The Commission went on to identify some of the bonds that linked the countries of the South and were the basis of their solidarity expressed at the global level by the Group of 77 and the Non-Aligned Movement, including: 

§       “their desire to overcome poverty and underdevelopment and secure a better life for their citizens”; 

§       the fact that they “are unfavourably placed in the world economic system” and that“they are individually powerless to influence these processes and institutions and, hence, the global economic environment which vitally affects their development”;

§       and that, for the above reason, “they have made a collective demand for the reform of the international economic system so as to make it more equitable and responsive to the needs of the vast majority of humanity-the people of the South”. 


The Commission concluded that “The struggle for a fairer international system has consolidated their cohesion and strengthened their resolve to pursue united action”. 

Twenty-five years have elapsed since this broad definition of the South was originally formulated. This has been an eventful, turbulent and challenging period for the Global South, as the international community underwent profound changes and experienced serious economic, financial, political and geopolitical crises. 


The aim of the ECPD exercise, undertaken in cooperation with the Group of 77 is to elicit views and opinions about the state and prospects of the Global South from distinguished national leaders and personalities that have been engaged in and/or are familiar with the joint efforts of the developing countries to confront challenges of development and to evolve an equitable world economic and political order through the United Nations. 

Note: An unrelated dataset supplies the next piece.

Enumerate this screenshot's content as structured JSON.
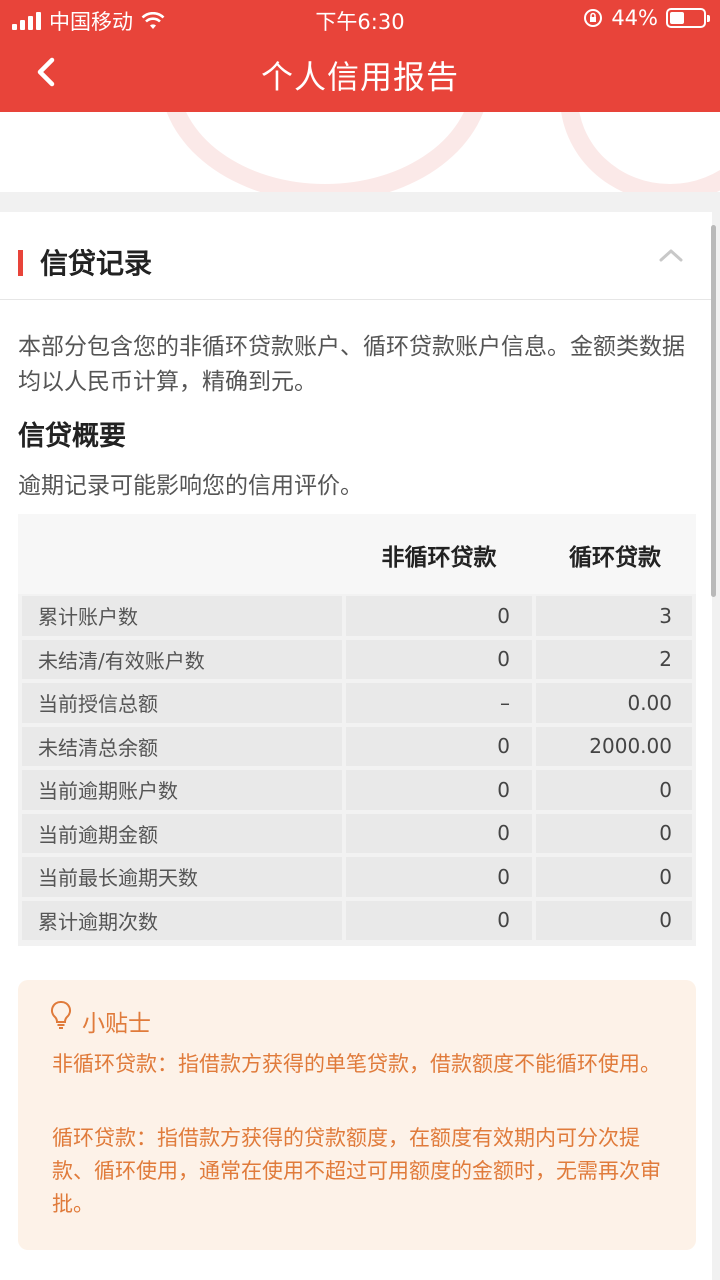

Among the issues that merit attention, for example, are:

§       what is the contemporary raison d’être of the Global South;

§       how to harness the potential of the rapidly evolving and diversifying South-South cooperation and at the same time to give it an inspiration and meaning that differs from the mercantilistic, neo-liberal rationale that has prevailed in traditional North-South economic dealings;

§       how to improve the efficiency, efficacy and influence of the Global South in the international arena, given its growing group potential and power; and

§       what are the elements of unity in great diversity that is characteristic of the developing countries that belong to the Global South, and how can this unity be translated into a platform of basic principles and objectives, or a charter of the South that can have a lasting value and contribute to the struggle to evolve a positive and cooperative global order and maintain world peace.


Replies have been slow in coming, and the original expectation to submit some of them to the G77+China Summit in Santa Cruz, Bolivia in June, organized to mark the 50th anniversary of the Group did not materialize. The 2014 Round Table will discuss the same topic, and consider the replies received by then which will be made available to the participants in due course, the Declaration adopted at the G77 Summit (attached), as well as the recent geopolitical events discussed by the main conference in the context of the West Balkans, but in their broader context and implications for developing countries and the Non-Aligned Movement. 


The Group of 77 celebrates its 50 years in 2014; the Non-Aligned Movement celebrated its 50 years in 2011. The two twin groupings of the developing countries represent an important factor in the world arena. As they embark on the second half of the century of their existence and activity, it is important to ponder on the nature and prospects of the Global South, and on the challenges and opportunities it will face in the coming period.